I came across the terms ‘Character Ethic’ and ‘Personality Ethic’ in Stephen Covey’s 7 Habits of Highly Effective People and I think almost all the focus nowadays is on the personality ethic; how to dress right, how to ‘appear’ confident, how to make a good impression, and so on.  Even the effective use of social media entails how to project yourself right, how to sell yourself quickly etc. Are we talking enough to our kids about how to find meaning and fulfillment, how to move towards inner peace, how to master their own demons and how to be their best selves even when no one is looking?

We need to choose our words very carefully. Even when we are encouraging our kids and praising them and showering our attention on them, what are we saying? How much of “You’re looking so cute!” and “Pretty princess” are we using as opposed to “I love how kindly you spoke to her” and “You were very brave when you owned up to breaking that toy”. Kids naturally love to preen and dress-up and look good. Rumi changes her outfits at least 20 times a day. She takes my Dupatta and puts on my glasses and twirls in front of the mirror. The first question she asks is “Kashi distiye mi?” (How do I look?) Pruning her vanity now might mar her confidence for life (I remember being told “Stop admiring yourself in the mirror” so often that I still cannot look at myself in the mirror without a tiny bit of shame). So it is up to us to balance out all the compliments she receives for her looks with concrete words for all the positive, loving, empathetic actions she takes.

Rumi has also been subject to a lot of physical scrutiny. A favorite here is the hair. My husband still goes through that after 38 years of existence with his curly crop.  I cannot imagine why, because he has the most gorgeous healthiest, bounciest, mass of curls I have ever seen and I simply adore his hair. But we hear the odd remark about “Haircut nahi kela ka?” all the time! He in turn loves my brown, straight, fine strands which I have repeatedly been admonished for. (Thin hair equals weak hair: something every single person in my life has told me except for me blessed wedding hairdresser who explained to me, how fine hair does not mean thinning and that my hair was “healthy”). Rumi’s hair is a perfect juxtaposition of the two of us. Really fine, very brown (“blonde”) and curly. We cannot get over it. But the same goes for many others who constantly ask us why we haven’t shaved it off yet, so that it grows back thicker, although our awesome pediatrician laughed when he said “her genes won’t change with one haircut” (haha, he’s so cool).

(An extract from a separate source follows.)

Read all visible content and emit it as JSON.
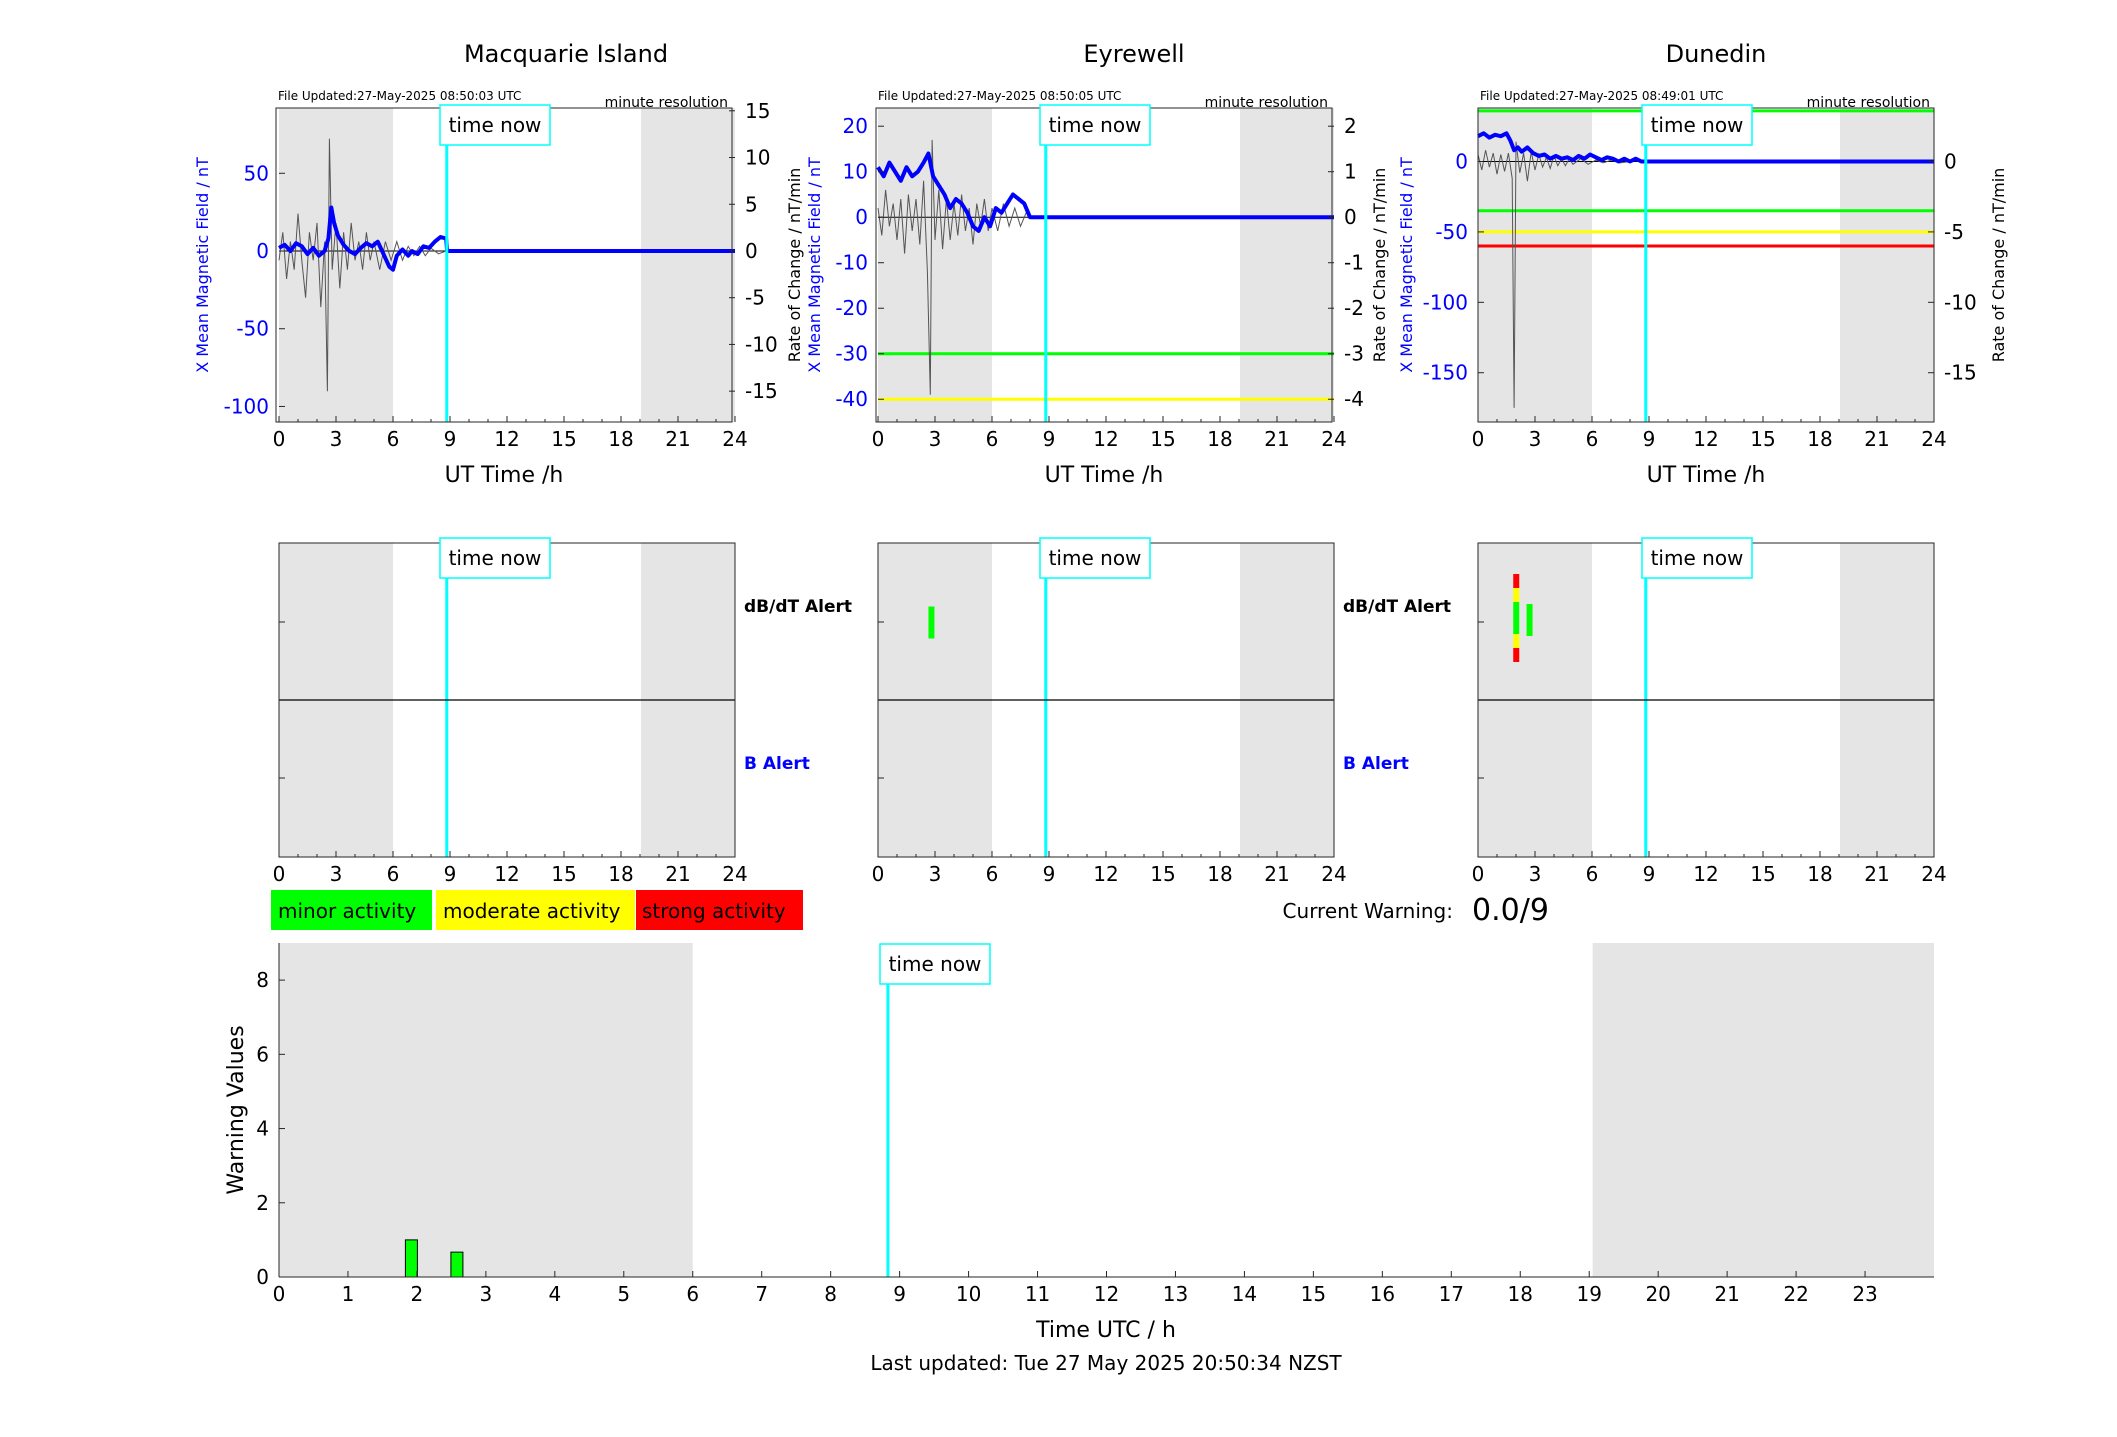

My Abbu who worries about everything there is to worry in this world constantly reminds me to oil her head, although oiling hardly changed my hair. He even worries about the birthmark on her face; she has a heart-shaped red patch on her cheek which I like to think of as God’s personal stamp at work in my womb. He asks me if we can use any creams etc to lighten it. I wish I could set him at rest and tell him how Rumi is perfection already. And not because of her beautiful hair and eyes and smile. But because of her soul and what she has inside; something that is entirely hers that can never ever be like anybody else’s.

We should worry about her thumb-sucking and TV watching for reasons of health and well-being and not because of spectacles and braces. We should feel prouder of the fact that she fearlessly feeds all the strays than that her blue frock suits her to perfection. It is up to us to watch our words and actions so that we may raise our children to see themselves as well as others inside out rather than outside in.